Seit zwei Wochen arbeitete er wieder als Sportlehrer in der Sportschule und auch das Training übernahm er nun wieder regelmäßig. Louis würde fast behaupten, dass sein Leben gut lief, doch immer wenn er das dachte, plagte ihn das schlechte Gewissen. Er war sich nicht sicher, ob er es überhaupt verdient hatte glücklich zu sein, denn Philipp konnte es schließlich nicht mehr sein und er hätte es definitiv verdient gehabt.

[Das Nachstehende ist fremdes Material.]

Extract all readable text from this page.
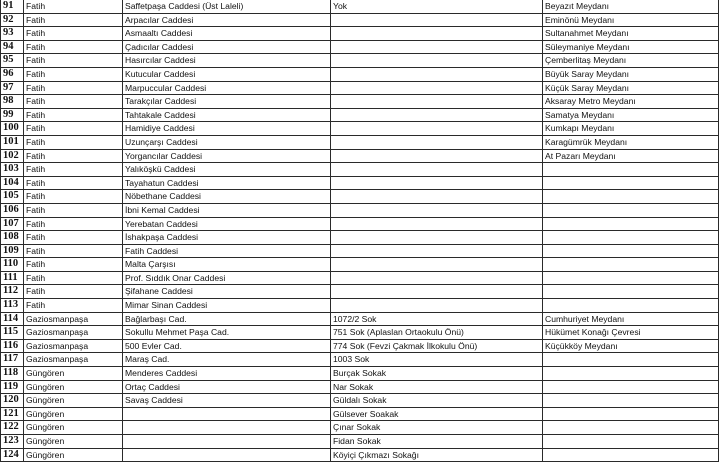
91	Fatih	Saffetpaşa Caddesi (Üst Laleli)	Yok	Beyazıt Meydanı
92	Fatih	Arpacılar Caddesi		Eminönü Meydanı
93	Fatih	Asmaaltı Caddesi		Sultanahmet Meydanı
94	Fatih	Çadıcılar Caddesi		Süleymaniye Meydanı
95	Fatih	Hasırcılar Caddesi		Çemberlitaş Meydanı
96	Fatih	Kutucular Caddesi		Büyük Saray Meydanı
97	Fatih	Marpuccular Caddesi		Küçük Saray Meydanı
98	Fatih	Tarakçılar Caddesi		Aksaray Metro Meydanı
99	Fatih	Tahtakale Caddesi		Samatya Meydanı
100	Fatih	Hamidiye Caddesi		Kumkapı Meydanı
101	Fatih	Uzunçarşı Caddesi		Karagümrük Meydanı
102	Fatih	Yorgancılar Caddesi		At Pazarı Meydanı
103	Fatih	Yalıköşkü Caddesi		
104	Fatih	Tayahatun Caddesi		
105	Fatih	Nöbethane Caddesi		
106	Fatih	İbni Kemal Caddesi		
107	Fatih	Yerebatan Caddesi		
108	Fatih	İshakpaşa Caddesi		
109	Fatih	Fatih Caddesi		
110	Fatih	Malta Çarşısı		
111	Fatih	Prof. Sıddık Onar Caddesi		
112	Fatih	Şifahane Caddesi		
113	Fatih	Mimar Sinan Caddesi		
114	Gaziosmanpaşa	Bağlarbaşı Cad.	1072/2 Sok	Cumhuriyet Meydanı
115	Gaziosmanpaşa	Sokullu Mehmet Paşa Cad.	751 Sok (Aplaslan Ortaokulu Önü)	Hükümet Konağı Çevresi
116	Gaziosmanpaşa	500 Evler Cad.	774 Sok (Fevzi Çakmak İlkokulu Önü)	Küçükköy Meydanı
117	Gaziosmanpaşa	Maraş Cad.	1003 Sok	
118	Güngören	Menderes Caddesi	Burçak Sokak	
119	Güngören	Ortaç Caddesi	Nar Sokak	
120	Güngören	Savaş Caddesi	Güldalı Sokak	
121	Güngören		Gülsever Soakak	
122	Güngören		Çınar Sokak	
123	Güngören		Fidan Sokak	
124	Güngören		Köyiçi Çıkmazı Sokağı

Louis letzte Stunde endete. Er packte aufgeregt seine Sachen und lief zum Fahrzeug. Als er in seiner Tasche nach dem Fahrzeugschlüssel griff, fühlte er die von Harry geschmierten Brote. Er zog sie aus der Tasche und sah sie für einen Moment an, bevor er sie auf dem Weg zum Fahrzeug im Mülleimer entsorgte.
Er fuhr zur Schule seiner Kinder, sammelte sie ein und legte zuhause einen kurzen Zwischenstopp ein. „Timmy, zieh dir gleich dein Trainingsanzug an und Tess, du packst bitte noch ein Wechselshirt für deine Übernachtung bei Lottie ein. Ich wusste nicht, welches du wolltest", sagte Louis und schaffte sich durch die Beschäftigung der Kinder etwas Freizeit. Er verschwand im Badezimmer und zog sich vor dem Spiegel vollständig aus.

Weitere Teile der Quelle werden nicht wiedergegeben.